Menjelang Tahun Baru Imlek 2021 atau Tahun Baru China 2572 kali ini berada di tengah-tengah pandemi Covid-19 yang belum selesai. Hal ini yang membuat perekonomian di Indonesia sejam Maret 2020 hingga kini, berimbas. Baik sektor usaha kecil hingga usaha besar. Banyak perusahaan-perusahaan dan bisnis gulung tikar. Tak hanya itu, mulai kesehatan, pendidikan juga berdampak.

 

Pada 12 Februari 2021 mendatang, Imlek tahun ini memasuki Tahunnya Kerbau Logam. Sesuai tradisi orang Tionghoa, beberapa orang berbondong-bondong mendatangi beberapa Suhu untuk menerawang dan memprediksi bagaimana bisnis dan kehidupannya menjalani selama satu tahun di Tahun Kerbau Logam.

 

Untuk itu, meski Tahun Baru Imlek masih akan tiga minggu lagi, namun Surabaya Pagi akan menurunkan analisis dari Tiga Suhu di Surabaya, diantaranya Suhu Haryanto Djajanegara, Suhu Guntur Yeremia Chandra, Suhu Yu dan Suhu Kiong. Mereka berempat dihubungi secara terpisah pada Jumat (22/1/2021). Empat Suhu tersebut akan menganalisis bagaimana aspek perekonomian, aspek kehidupan dalam menjalani pandemi Covid-19 hingga kesehatan dan politik di Indonesia.

 

 

SURABAYAPAGI.COM, Surabaya - Tahun 2021, dalam astrologi China yang disebut sebagai 'Tahun Kerbau Logam' ternyata bukan tahun yang biasa saja. Tidak mudah, Tahun Kerbau Logam merupakan pemulihan dari Tahun Tikus Logam, yakni pada 2020 lalu.
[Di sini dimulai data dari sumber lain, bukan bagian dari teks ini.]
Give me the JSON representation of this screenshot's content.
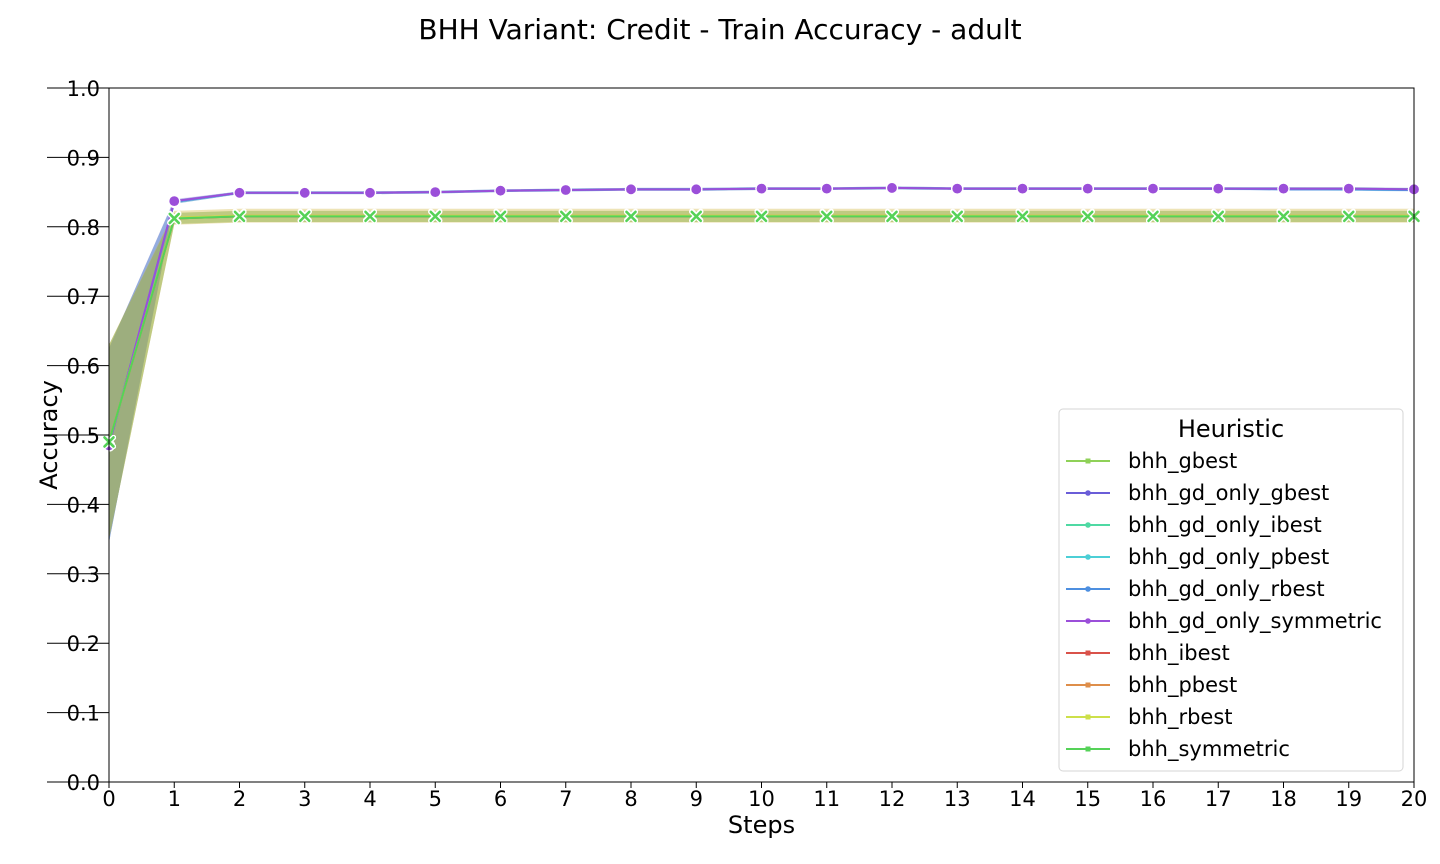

Menurut Suhu Haryanto, yang ditemui di tempat praktiknya di T.I.T.D Klenteng Sam Poo Sing Bio (Klenteng Mbah Ratu) Jalan Demak Surabaya, Jumat (22/1/2021), makna 'Logam' sendiri diartikan sebagai penyakit, bisa juga sebagai penyakit yang berakitan dengan system pernapasan lebih detailnya organ paru paru. Sedangkan binatang Kerbau/Sapi pada segala kehidupan punya nilai yang sangat penting dan vital sekali. “Dahulu sebelum ada perkembangan alat mesin yang modern, kerbau digunakan untuk membantu petani bekerja di sawah dan juga menarik pedati,” jelas Suhu Haryanto.

Kerbau Logam, tambah Suhu Haryanto, menggambarkan suatu mesin kerja penghasil sesuatu yang bekerja tanpa kenal batas. “Hal itu mengandung pesan bahwa, Kita semua harus mempunyai semangat juang yang cukup tinggi berusaha untuk meperbaiki, membangun kembali segala sistem dan tatanan di segala bidang kehidupan dengan memasuki suatu tatanan atau system yang baru," terangnya.

Itulah yang akan terjadi pada tahun ini, Suhu Haryanto memaparkan, nantinya akan dibutuhkan suatu kesabaran dan bekerja keras untuk kembali merevitalisasi segala apa yang selama ini telah terjadi proses perubahan yang cukup drastis besar.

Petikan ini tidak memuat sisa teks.